ノワンはティガルの視線に気づいたのか、ちらりとティガルに視線をやると、何事もなかったかのように淡々と返した。
「俺はスフィルを信頼している。スフィル、お前にあの一班を協力させる勝算と覚悟があんなら、俺が反対する理由は何もねえ。お前の戦略に従う」
ノワンがティガルの停戦申し入れに気づいていないのか、それとも気づいた上で無視しているのかは、判別のしようがなかった。
(あいつやっぱ、オレと協力する気ねーのかな)
無言でスフィルに目配せするティガルの表情から、そんな懸念が伝わってきた。
その可能性がないとは言いきれないが、仲間との情報伝達に疎く、よく無自覚に人を煽ってしまうノワンのことだ。単純にティガルの視線の意味に気づいていない可能性のほうが、圧倒的に高い。
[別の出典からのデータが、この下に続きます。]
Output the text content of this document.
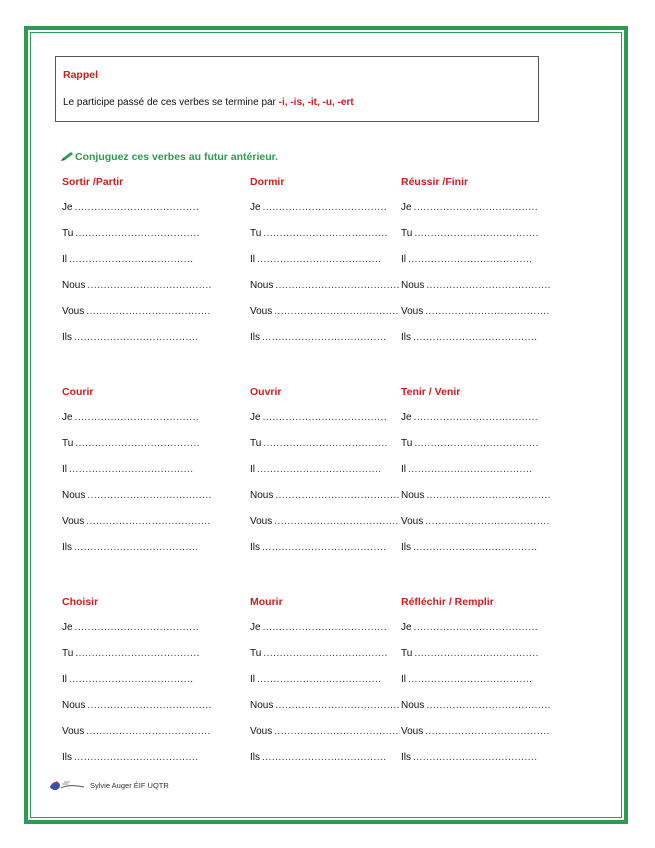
Rappel
Le participe passé de ces verbes se termine par -i, -is, -it, -u, -ert
Conjuguez ces verbes au futur antérieur.
Sortir /Partir
Je ......................................
Tu ......................................
Il ......................................
Nous ......................................
Vous ......................................
Ils ......................................
Dormir
Je ......................................
Tu ......................................
Il ......................................
Nous ......................................
Vous ......................................
Ils ......................................
Réussir /Finir
Je ......................................
Tu ......................................
Il ......................................
Nous ......................................
Vous ......................................
Ils ......................................
Courir
Je ......................................
Tu ......................................
Il ......................................
Nous ......................................
Vous ......................................
Ils ......................................
Ouvrir
Je ......................................
Tu ......................................
Il ......................................
Nous ......................................
Vous ......................................
Ils ......................................
Tenir / Venir
Je ......................................
Tu ......................................
Il ......................................
Nous ......................................
Vous ......................................
Ils ......................................
Choisir
Je ......................................
Tu ......................................
Il ......................................
Nous ......................................
Vous ......................................
Ils ......................................
Mourir
Je ......................................
Tu ......................................
Il ......................................
Nous ......................................
Vous ......................................
Ils ......................................
Réfléchir / Remplir
Je ......................................
Tu ......................................
Il ......................................
Nous ......................................
Vous ......................................
Ils ......................................
Sylvie Auger ÉIF UQTR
「では、満場一致ですね。皆さん、生き残った護衛班、『全員で』協力して、この試験を乗り切りましょう」
「了解」
イェルマヒムに協力を望むことが、これ以上にないほど難しいのはわかっている。
だが、任務成功のためには、無理だなどと言ってはいられない。でなければ、《青獅子隊》のサトリを相手にして、勝てる未来はない。
スフィルは立ち上がると、協力の提案をするために、あらためてイェルマヒムと対峙した。